Sunderland Sikhs hand out cold drinks to mark Chabeel Day and raise awareness of their culture
Sikhs in Sunderland handed out free refreshments to passers-by in the summer heat as part of a traditional celebration.
The community celebrated Chabeel Day yesterday at the Cloisters in Ashbrooke, and saw about 300 cold drinks, including water, juice and pop, handed out on the corner of Ryhope Road and Mowbray Road.
The event refers to a Sikh tradition, where on hot days in India they hand out cold drinks to the community, in memory of Guru Arjan Dev Ji, who became a martyr after being tortured with heat by Mughal Emperor Jahangir in 1606.
Chabeel Day is celebrated across the world, with thousands of people taking part, and it is hoped that it will further others’ understanding of Sikh history and philosophy.
Paula Dale, general secretary of Sunderland Sikh Association at Guru Gobind Singh Gurdwara, said it is the first time they have publicised the event, which they are hoping will get bigger and better each year.

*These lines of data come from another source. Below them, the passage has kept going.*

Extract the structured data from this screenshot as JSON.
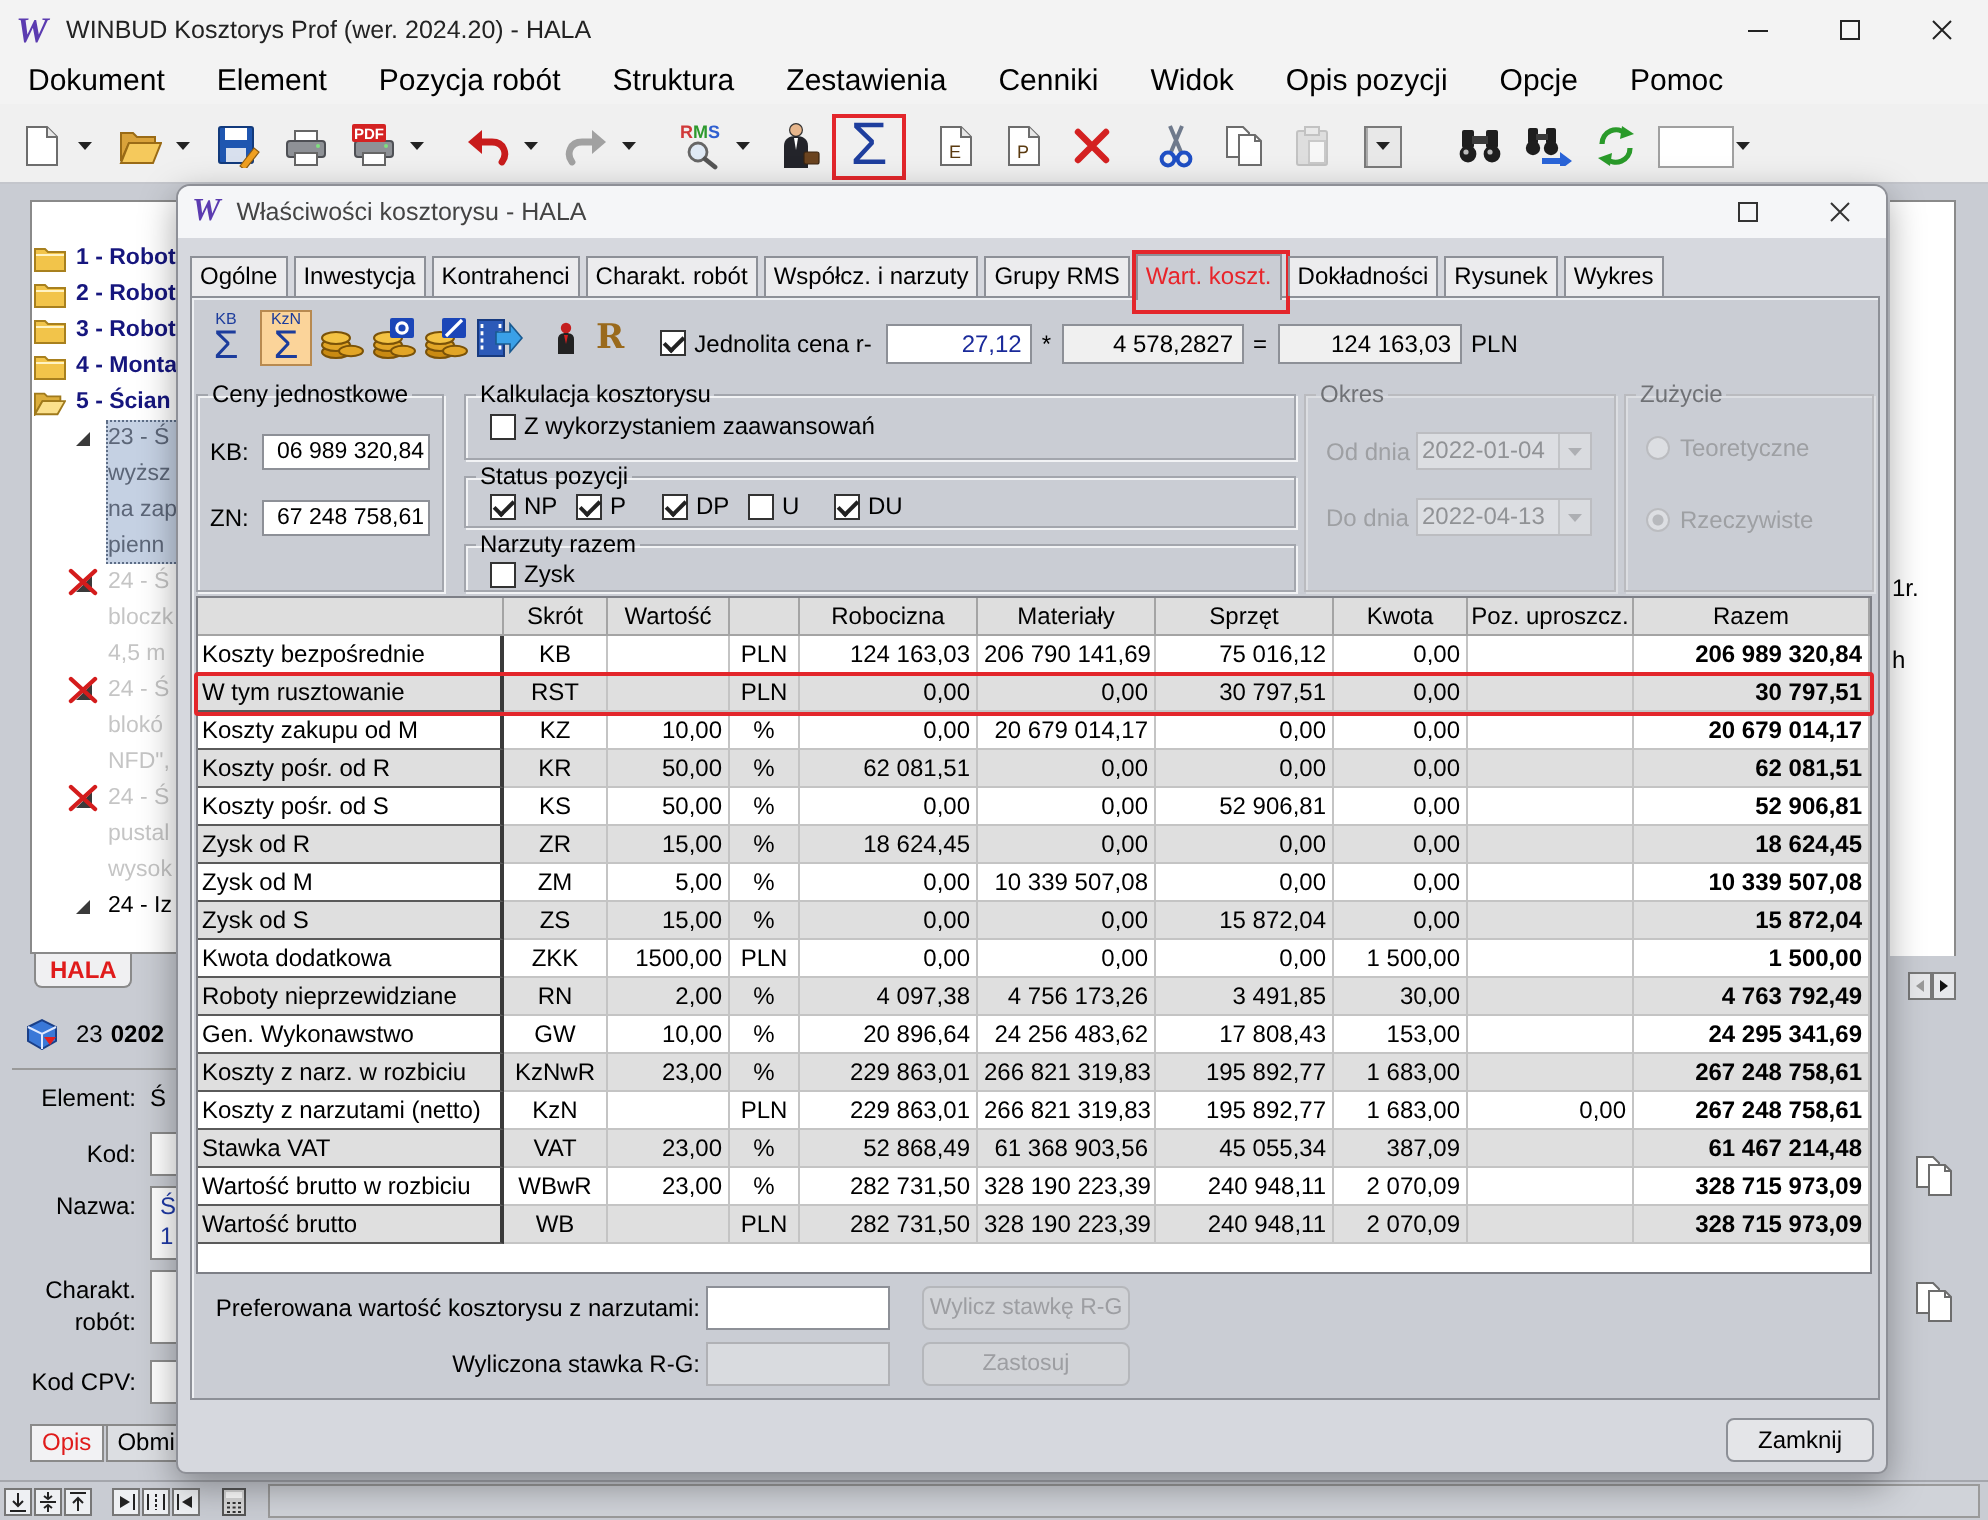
{
  "window": {
    "logo": "W",
    "title": "WINBUD Kosztorys Prof (wer. 2024.20) - HALA"
  },
  "menu": [
    "Dokument",
    "Element",
    "Pozycja robót",
    "Struktura",
    "Zestawienia",
    "Cenniki",
    "Widok",
    "Opis pozycji",
    "Opcje",
    "Pomoc"
  ],
  "toolbar": [
    [
      {
        "kind": "new",
        "dropdown": true,
        "disabled": false,
        "highlighted": false
      },
      {
        "kind": "open",
        "dropdown": true,
        "disabled": false,
        "highlighted": false
      },
      {
        "kind": "save",
        "dropdown": false,
        "disabled": false,
        "highlighted": false
      },
      {
        "kind": "print",
        "dropdown": false,
        "disabled": false,
        "highlighted": false
      },
      {
        "kind": "pdf",
        "label": "PDF",
        "dropdown": true,
        "disabled": false,
        "highlighted": false
      }
    ],
    [
      {
        "kind": "undo",
        "dropdown": true,
        "disabled": false,
        "highlighted": false
      },
      {
        "kind": "redo",
        "dropdown": true,
        "disabled": true,
        "highlighted": false
      }
    ],
    [
      {
        "kind": "rms",
        "label": "RMS",
        "dropdown": true,
        "disabled": false,
        "highlighted": false
      },
      {
        "kind": "person",
        "dropdown": false,
        "disabled": false,
        "highlighted": false
      },
      {
        "kind": "sum",
        "glyph": "Σ",
        "dropdown": false,
        "disabled": false,
        "highlighted": true
      }
    ],
    [
      {
        "kind": "doc",
        "label": "E",
        "dropdown": false,
        "disabled": false,
        "highlighted": false
      },
      {
        "kind": "doc",
        "label": "P",
        "dropdown": false,
        "disabled": false,
        "highlighted": false
      },
      {
        "kind": "delete",
        "dropdown": false,
        "disabled": false,
        "highlighted": false
      }
    ],
    [
      {
        "kind": "cut",
        "dropdown": false,
        "disabled": false,
        "highlighted": false
      },
      {
        "kind": "copy",
        "dropdown": false,
        "disabled": false,
        "highlighted": false
      },
      {
        "kind": "paste",
        "dropdown": false,
        "disabled": true,
        "highlighted": false
      }
    ],
    [
      {
        "kind": "combo",
        "dropdown": true,
        "disabled": false,
        "highlighted": false
      }
    ],
    [
      {
        "kind": "find",
        "dropdown": false,
        "disabled": false,
        "highlighted": false
      },
      {
        "kind": "find-next",
        "dropdown": false,
        "disabled": false,
        "highlighted": false
      },
      {
        "kind": "refresh",
        "dropdown": false,
        "disabled": false,
        "highlighted": false
      }
    ],
    [
      {
        "kind": "field",
        "dropdown": true,
        "disabled": false,
        "highlighted": false
      }
    ]
  ],
  "tree": {
    "items": [
      {
        "kind": "folder",
        "lines": [
          "1 - Robot"
        ],
        "selected": false,
        "disabled": false
      },
      {
        "kind": "folder",
        "lines": [
          "2 - Robot"
        ],
        "selected": false,
        "disabled": false
      },
      {
        "kind": "folder",
        "lines": [
          "3 - Robot"
        ],
        "selected": false,
        "disabled": false
      },
      {
        "kind": "folder",
        "lines": [
          "4 - Monta"
        ],
        "selected": false,
        "disabled": false
      },
      {
        "kind": "open-folder",
        "lines": [
          "5 - Ścian"
        ],
        "selected": false,
        "disabled": false,
        "children": [
          {
            "kind": "item",
            "lines": [
              "23 - Ś",
              "wyższ",
              "na zap",
              "pienn"
            ],
            "selected": true,
            "disabled": false
          },
          {
            "kind": "struck-item",
            "lines": [
              "24 - Ś",
              "bloczk",
              "4,5 m"
            ],
            "selected": false,
            "disabled": true
          },
          {
            "kind": "struck-item",
            "lines": [
              "24 - Ś",
              "blokó",
              "NFD\","
            ],
            "selected": false,
            "disabled": true
          },
          {
            "kind": "struck-item",
            "lines": [
              "24 - Ś",
              "pustal",
              "wysok"
            ],
            "selected": false,
            "disabled": true
          },
          {
            "kind": "item",
            "lines": [
              "24 - Iz"
            ],
            "selected": false,
            "disabled": false
          }
        ]
      }
    ],
    "tabs": [
      {
        "label": "HALA",
        "selected": true
      }
    ]
  },
  "current": {
    "number": "23",
    "code": "0202"
  },
  "form": [
    {
      "kind": "text",
      "label": "Element:",
      "value": "Ś"
    },
    {
      "kind": "input",
      "label": "Kod:"
    },
    {
      "kind": "memo",
      "label": "Nazwa:",
      "lines": [
        "Ś",
        "1"
      ]
    },
    {
      "kind": "memo",
      "label": "Charakt. robót:"
    },
    {
      "kind": "input",
      "label": "Kod CPV:"
    }
  ],
  "bottom_tabs": [
    {
      "label": "Opis",
      "selected": true
    },
    {
      "label": "Obmi",
      "selected": false
    }
  ],
  "right_panel": {
    "texts": [
      "1r.",
      "h"
    ]
  },
  "status_bar": {
    "tools": [
      [
        {
          "kind": "align-bottom"
        },
        {
          "kind": "align-middle"
        },
        {
          "kind": "align-top"
        }
      ],
      [
        {
          "kind": "align-right"
        },
        {
          "kind": "align-center"
        },
        {
          "kind": "align-left"
        }
      ],
      [
        {
          "kind": "calculator"
        }
      ]
    ]
  },
  "dialog": {
    "logo": "W",
    "title": "Właściwości kosztorysu - HALA",
    "tabs": [
      {
        "label": "Ogólne",
        "selected": false,
        "highlighted": false
      },
      {
        "label": "Inwestycja",
        "selected": false,
        "highlighted": false
      },
      {
        "label": "Kontrahenci",
        "selected": false,
        "highlighted": false
      },
      {
        "label": "Charakt. robót",
        "selected": false,
        "highlighted": false
      },
      {
        "label": "Współcz. i narzuty",
        "selected": false,
        "highlighted": false
      },
      {
        "label": "Grupy RMS",
        "selected": false,
        "highlighted": false
      },
      {
        "label": "Wart. koszt.",
        "selected": true,
        "highlighted": true
      },
      {
        "label": "Dokładności",
        "selected": false,
        "highlighted": false
      },
      {
        "label": "Rysunek",
        "selected": false,
        "highlighted": false
      },
      {
        "label": "Wykres",
        "selected": false,
        "highlighted": false
      }
    ],
    "tools": [
      [
        {
          "kind": "sum",
          "top": "KB",
          "glyph": "Σ",
          "pressed": false
        },
        {
          "kind": "sum",
          "top": "KzN",
          "glyph": "Σ",
          "pressed": true
        },
        {
          "kind": "coins",
          "pressed": false
        },
        {
          "kind": "coins-tile",
          "pressed": false
        },
        {
          "kind": "coins-slash",
          "pressed": false
        },
        {
          "kind": "film",
          "pressed": false
        }
      ],
      [
        {
          "kind": "figure",
          "pressed": false
        },
        {
          "kind": "letter",
          "glyph": "R",
          "pressed": false
        }
      ]
    ],
    "uniform_price": {
      "label": "Jednolita cena r-",
      "checked": true,
      "rate": "27,12",
      "times": "*",
      "hours": "4 578,2827",
      "equals": "=",
      "total": "124 163,03",
      "currency": "PLN"
    },
    "unit_prices": {
      "title": "Ceny jednostkowe",
      "fields": [
        {
          "label": "KB:",
          "value": "06 989 320,84"
        },
        {
          "label": "ZN:",
          "value": "67 248 758,61"
        }
      ]
    },
    "calculation": {
      "title": "Kalkulacja kosztorysu",
      "options": [
        {
          "label": "Z wykorzystaniem zaawansowań",
          "checked": false
        }
      ]
    },
    "position_status": {
      "title": "Status pozycji",
      "options": [
        {
          "label": "NP",
          "checked": true
        },
        {
          "label": "P",
          "checked": true
        },
        {
          "label": "DP",
          "checked": true
        },
        {
          "label": "U",
          "checked": false
        },
        {
          "label": "DU",
          "checked": true
        }
      ]
    },
    "markups_total": {
      "title": "Narzuty razem",
      "options": [
        {
          "label": "Zysk",
          "checked": false
        }
      ]
    },
    "period": {
      "title": "Okres",
      "disabled": true,
      "fields": [
        {
          "label": "Od dnia",
          "value": "2022-01-04"
        },
        {
          "label": "Do dnia",
          "value": "2022-04-13"
        }
      ]
    },
    "usage": {
      "title": "Zużycie",
      "disabled": true,
      "options": [
        {
          "label": "Teoretyczne",
          "selected": false
        },
        {
          "label": "Rzeczywiste",
          "selected": true
        }
      ]
    },
    "table": {
      "columns": [
        {
          "kind": "name"
        },
        {
          "label": "Skrót",
          "kind": "code"
        },
        {
          "label": "Wartość",
          "kind": "number"
        },
        {
          "kind": "code"
        },
        {
          "label": "Robocizna",
          "kind": "number"
        },
        {
          "label": "Materiały",
          "kind": "number"
        },
        {
          "label": "Sprzęt",
          "kind": "number"
        },
        {
          "label": "Kwota",
          "kind": "number"
        },
        {
          "label": "Poz. uproszcz.",
          "kind": "number"
        },
        {
          "label": "Razem",
          "kind": "total"
        }
      ],
      "rows": [
        {
          "cells": [
            "Koszty bezpośrednie",
            "KB",
            null,
            "PLN",
            "124 163,03",
            "206 790 141,69",
            "75 016,12",
            "0,00",
            null,
            "206 989 320,84"
          ],
          "highlighted": false
        },
        {
          "cells": [
            "W tym rusztowanie",
            "RST",
            null,
            "PLN",
            "0,00",
            "0,00",
            "30 797,51",
            "0,00",
            null,
            "30 797,51"
          ],
          "highlighted": true
        },
        {
          "cells": [
            "Koszty zakupu od M",
            "KZ",
            "10,00",
            "%",
            "0,00",
            "20 679 014,17",
            "0,00",
            "0,00",
            null,
            "20 679 014,17"
          ],
          "highlighted": false
        },
        {
          "cells": [
            "Koszty pośr. od R",
            "KR",
            "50,00",
            "%",
            "62 081,51",
            "0,00",
            "0,00",
            "0,00",
            null,
            "62 081,51"
          ],
          "highlighted": false
        },
        {
          "cells": [
            "Koszty pośr. od S",
            "KS",
            "50,00",
            "%",
            "0,00",
            "0,00",
            "52 906,81",
            "0,00",
            null,
            "52 906,81"
          ],
          "highlighted": false
        },
        {
          "cells": [
            "Zysk od R",
            "ZR",
            "15,00",
            "%",
            "18 624,45",
            "0,00",
            "0,00",
            "0,00",
            null,
            "18 624,45"
          ],
          "highlighted": false
        },
        {
          "cells": [
            "Zysk od M",
            "ZM",
            "5,00",
            "%",
            "0,00",
            "10 339 507,08",
            "0,00",
            "0,00",
            null,
            "10 339 507,08"
          ],
          "highlighted": false
        },
        {
          "cells": [
            "Zysk od S",
            "ZS",
            "15,00",
            "%",
            "0,00",
            "0,00",
            "15 872,04",
            "0,00",
            null,
            "15 872,04"
          ],
          "highlighted": false
        },
        {
          "cells": [
            "Kwota dodatkowa",
            "ZKK",
            "1500,00",
            "PLN",
            "0,00",
            "0,00",
            "0,00",
            "1 500,00",
            null,
            "1 500,00"
          ],
          "highlighted": false
        },
        {
          "cells": [
            "Roboty nieprzewidziane",
            "RN",
            "2,00",
            "%",
            "4 097,38",
            "4 756 173,26",
            "3 491,85",
            "30,00",
            null,
            "4 763 792,49"
          ],
          "highlighted": false
        },
        {
          "cells": [
            "Gen. Wykonawstwo",
            "GW",
            "10,00",
            "%",
            "20 896,64",
            "24 256 483,62",
            "17 808,43",
            "153,00",
            null,
            "24 295 341,69"
          ],
          "highlighted": false
        },
        {
          "cells": [
            "Koszty z narz. w rozbiciu",
            "KzNwR",
            "23,00",
            "%",
            "229 863,01",
            "266 821 319,83",
            "195 892,77",
            "1 683,00",
            null,
            "267 248 758,61"
          ],
          "highlighted": false
        },
        {
          "cells": [
            "Koszty z narzutami (netto)",
            "KzN",
            null,
            "PLN",
            "229 863,01",
            "266 821 319,83",
            "195 892,77",
            "1 683,00",
            "0,00",
            "267 248 758,61"
          ],
          "highlighted": false
        },
        {
          "cells": [
            "Stawka VAT",
            "VAT",
            "23,00",
            "%",
            "52 868,49",
            "61 368 903,56",
            "45 055,34",
            "387,09",
            null,
            "61 467 214,48"
          ],
          "highlighted": false
        },
        {
          "cells": [
            "Wartość brutto w rozbiciu",
            "WBwR",
            "23,00",
            "%",
            "282 731,50",
            "328 190 223,39",
            "240 948,11",
            "2 070,09",
            null,
            "328 715 973,09"
          ],
          "highlighted": false
        },
        {
          "cells": [
            "Wartość brutto",
            "WB",
            null,
            "PLN",
            "282 731,50",
            "328 190 223,39",
            "240 948,11",
            "2 070,09",
            null,
            "328 715 973,09"
          ],
          "highlighted": false
        }
      ]
    },
    "preferred": {
      "label": "Preferowana wartość kosztorysu z narzutami:",
      "field_disabled": false,
      "button": "Wylicz stawkę R-G",
      "button_disabled": true
    },
    "computed": {
      "label": "Wyliczona stawka R-G:",
      "field_disabled": true,
      "button": "Zastosuj",
      "button_disabled": true
    },
    "close_button": "Zamknij"
  }
}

“It ws really good,” she said. “It was very, very successful. We had wonderful feedback and people seemed pleasantly surprised when we handed out drinks to people in cars and pedestrians passing by.
“We started at 11am, handing out cans of pop, bottles of juice, things like that.
“We also had flyers printed that we handed out with the drinks.
“All the feedback we had was very positive – people were surprised and happy.
“We explained to people that this is something that happens in India.
“The month of June can be unbearably hot and people give out sugar water, rose water or whatever is on hand.”
Ms Dale said she believes this sort of event can help bring communities and people of different faiths together.
“It’s just so important to do,” she added. “With everything going on at the moment, it’s good that people in the community can learn about Sikhs and what we do.
“We see no class, colour or creed – to us everyone is a human being.”
There are between 25 million and 27 million Sikhs around the world, about 75% of whom live in the Punjab region of India.
They are forbidden from cutting their hair or eating ritually-killed meat, but do not believe in fasting, wearing a veil for women or living as a monk for men.
Baptised Sikhs are given the last name Singh, meaning lion, for men, and Kaur, or lioness/princess, for women.